Hacker News new | ask | show | jobs
by renewiltord 1799 days ago
* There is a pervasive belief on HN that marketing teams are making easy errors, i.e. there is low hanging fruit

* Consultancies that improve marketing campaign efficacy make lots of money

* HN users are making small fractions of that money and constantly complaining about it

* Any HN user capable of picking this low hanging fruit could do this for two years and retire for life

* They are not

* Conclusion: Either there is no low hanging fruit, or the HN users observing this are making millions of dollars, or these HN users do not care for money at all and get greater utility from complaining about money.

2 comments

Maybe, there's a biased view in ad business and some of the perceived benefits and effects are rather tautological? (This is why we have studies.)

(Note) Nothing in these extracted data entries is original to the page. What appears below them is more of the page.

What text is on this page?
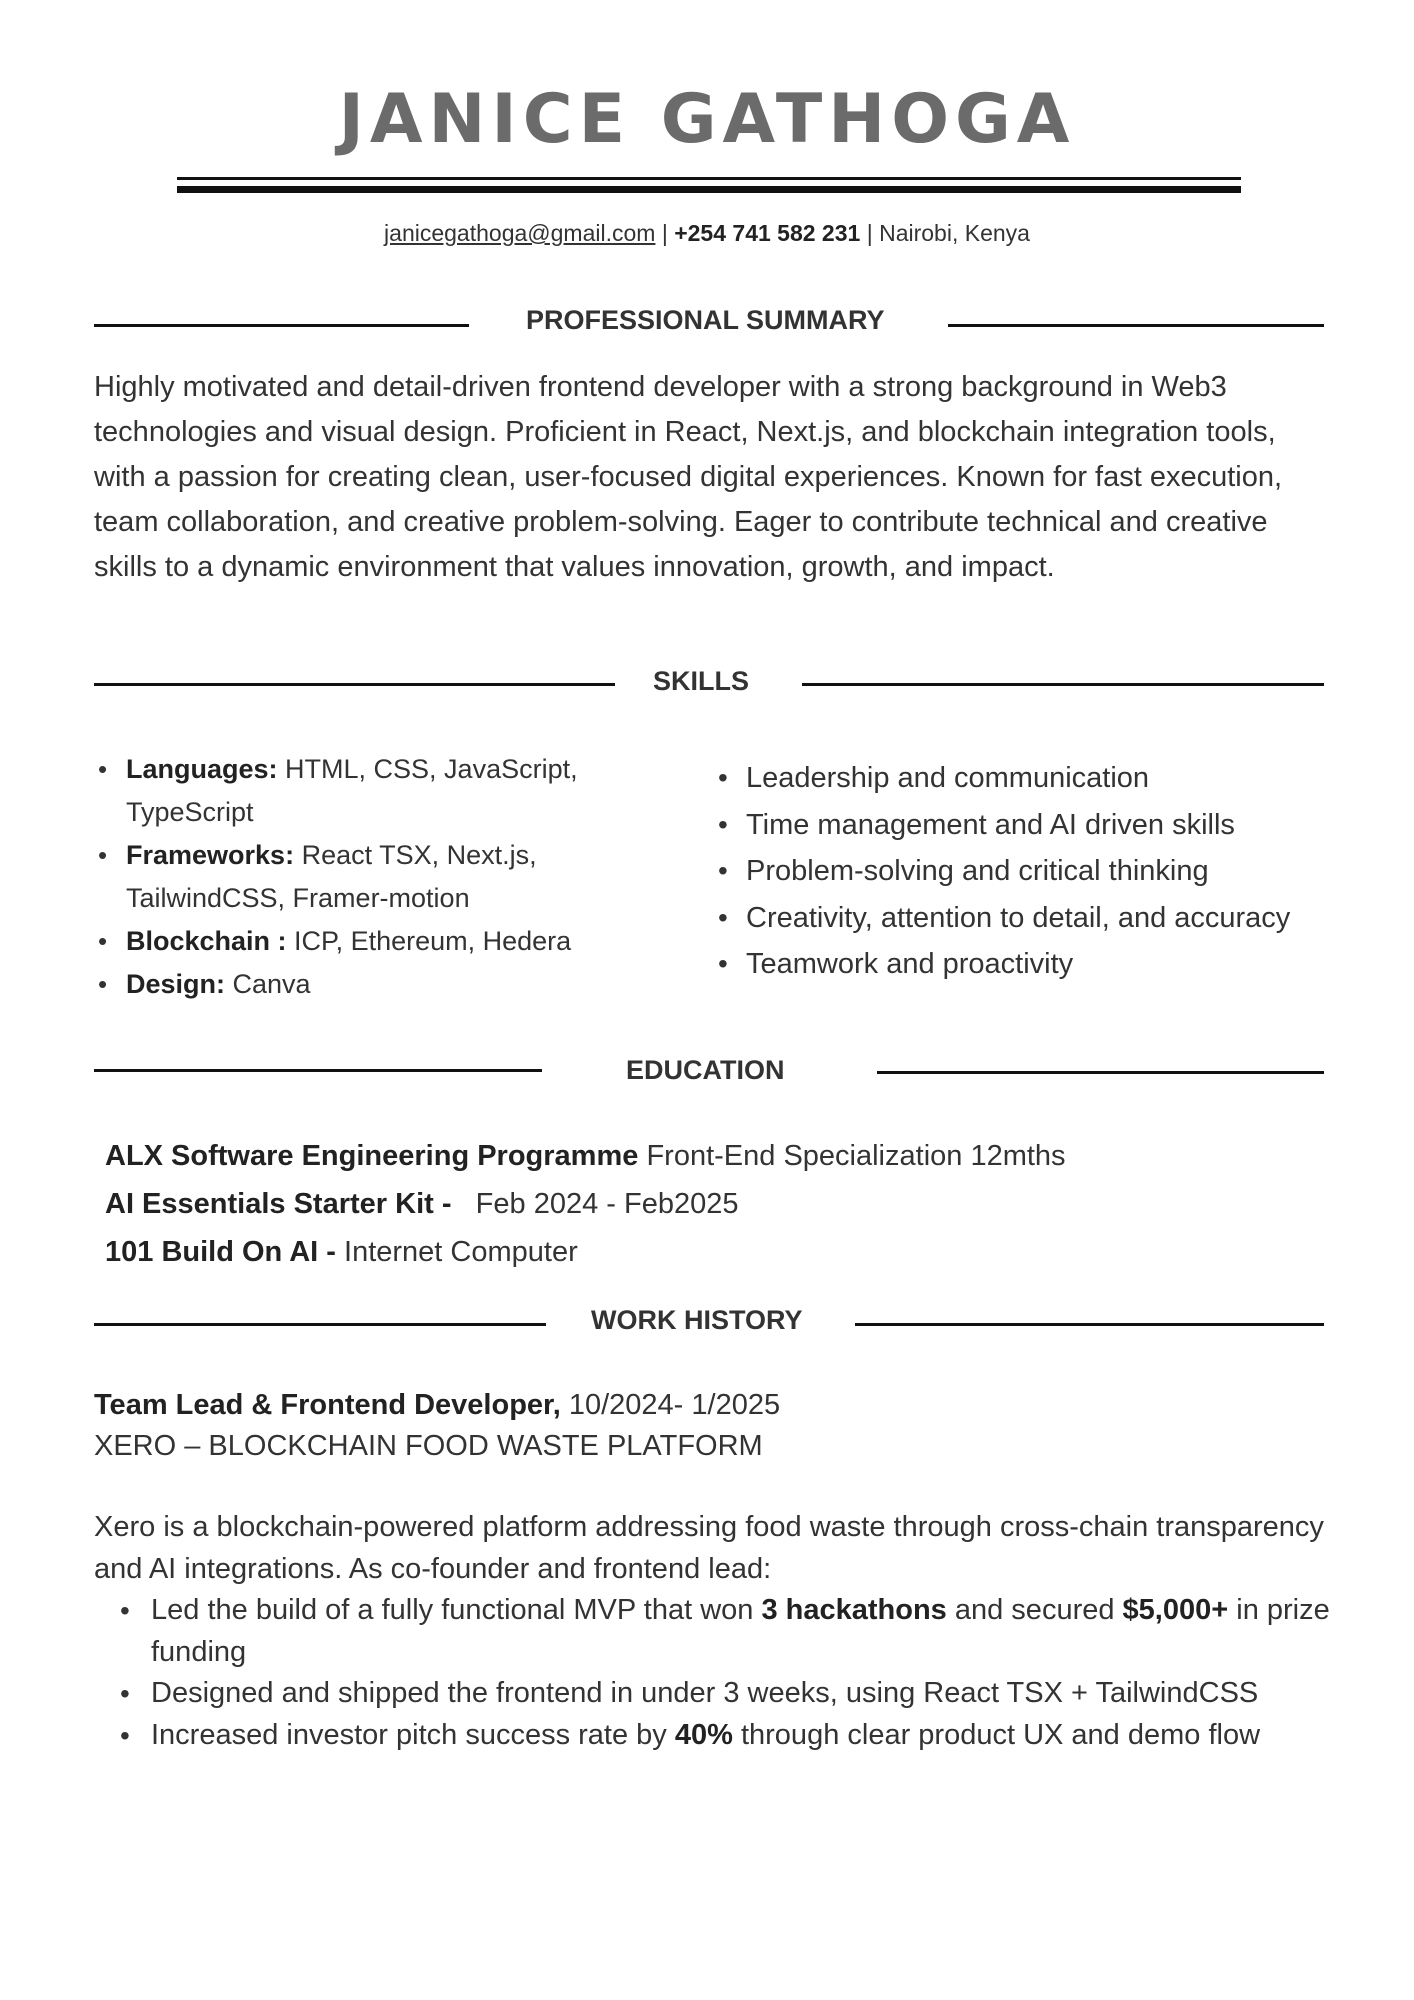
JANICE GATHOGA
janicegathoga@gmail.com | +254 741 582 231 | Nairobi, Kenya
PROFESSIONAL SUMMARY

Highly motivated and detail-driven frontend developer with a strong background in Web3 technologies and visual design. Proficient in React, Next.js, and blockchain integration tools, with a passion for creating clean, user-focused digital experiences. Known for fast execution, team collaboration, and creative problem-solving. Eager to contribute technical and creative skills to a dynamic environment that values innovation, growth, and impact.

SKILLS
• Languages: HTML, CSS, JavaScript, TypeScript
• Frameworks: React TSX, Next.js, TailwindCSS, Framer-motion
• Blockchain : ICP, Ethereum, Hedera
• Design: Canva
• Leadership and communication
• Time management and AI driven skills
• Problem-solving and critical thinking
• Creativity, attention to detail, and accuracy
• Teamwork and proactivity
EDUCATION
ALX Software Engineering Programme Front-End Specialization 12mths
AI Essentials Starter Kit -   Feb 2024 - Feb2025
101 Build On AI - Internet Computer
WORK HISTORY
Team Lead & Frontend Developer, 10/2024- 1/2025
XERO – BLOCKCHAIN FOOD WASTE PLATFORM

Xero is a blockchain-powered platform addressing food waste through cross-chain transparency and AI integrations. As co-founder and frontend lead:

• Led the build of a fully functional MVP that won 3 hackathons and secured $5,000+ in prize funding
• Designed and shipped the frontend in under 3 weeks, using React TSX + TailwindCSS
• Increased investor pitch success rate by 40% through clear product UX and demo flow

You could also conclude from your remarks that there is a pervasive idea around ad teams that former generations (in the times of media analysis) were just delivering complete failures. However, this model had delivered for more than a century. How could this model perform with todays instruments and data?

The best thing about startups is that they test questions like that in a way that these studies can't. Because the participants have a very real and strong incentive to succeed they will perform that continuous search and hypothesis adjustment till they hit gold or die. If you truly have a Thiel hypothesis, you're going to get very rich.

In software, we call this "talk is cheap; show me the code", but of course here you don't need to show me the code. It's just that you're letting this golden opportunity go to waste. Up to you, I guess.

The problem being only that these startups are still acting in the bubble of common beliefs of the field. So these are actually testing the beliefs, not their real-world effectiveness. (Also, at this stage, you have to comply and conform to the delivery networks right from the very beginning with little chance of competing with the big, established ones.)

Edit: Moreover, you had to compete with the paradigm of low effort, high interchangeability and big data. (Meaning: interchangeable code, interchangeable users, interchangeable professionals, interchangeable clients, and lean know-how stack as it's "all in the data". While this adheres to criteria of optimization, it doesn't necessarily mean that it represents an optimum of effectiveness, as well.)

Alternative conclusion: as with all things in a capitalist society, there is a small minority of people that is killing it, and they are not making it easy for everyone else to discover their playbooks.
That doesn’t work because we’re assuming that most marketers are making easy mistakes. The playbook is so simple that people on HN could write it, supposedly.
> That doesn’t work because we’re assuming that most marketers are making easy mistakes. The playbook is so simple that people on HN could write it, supposedly.

Those are someone else's words, not mine. I never argued that winning on Facebook is "easy" (and for the record, neither is it on Google). It's not easy, it's just doable. And for those who have the skills and resources to do it, it's massively profitable. I would even argue that if you're letting an agency run your Google or Facebook account, you're lacking the resources to do it right. What you need is top-level talent competing against your nearest competitors, and winning battles inch by inch. An agency will never give you the talent you need to go up against a company that just raised $100m and is running their performance marketing in-house (and if you don't have such a competitor, then you're either smarter than anyone else in the world, or simply not pursuing a VC-investable market).

So no, it's not easy at all. But it's doable and totally worth it.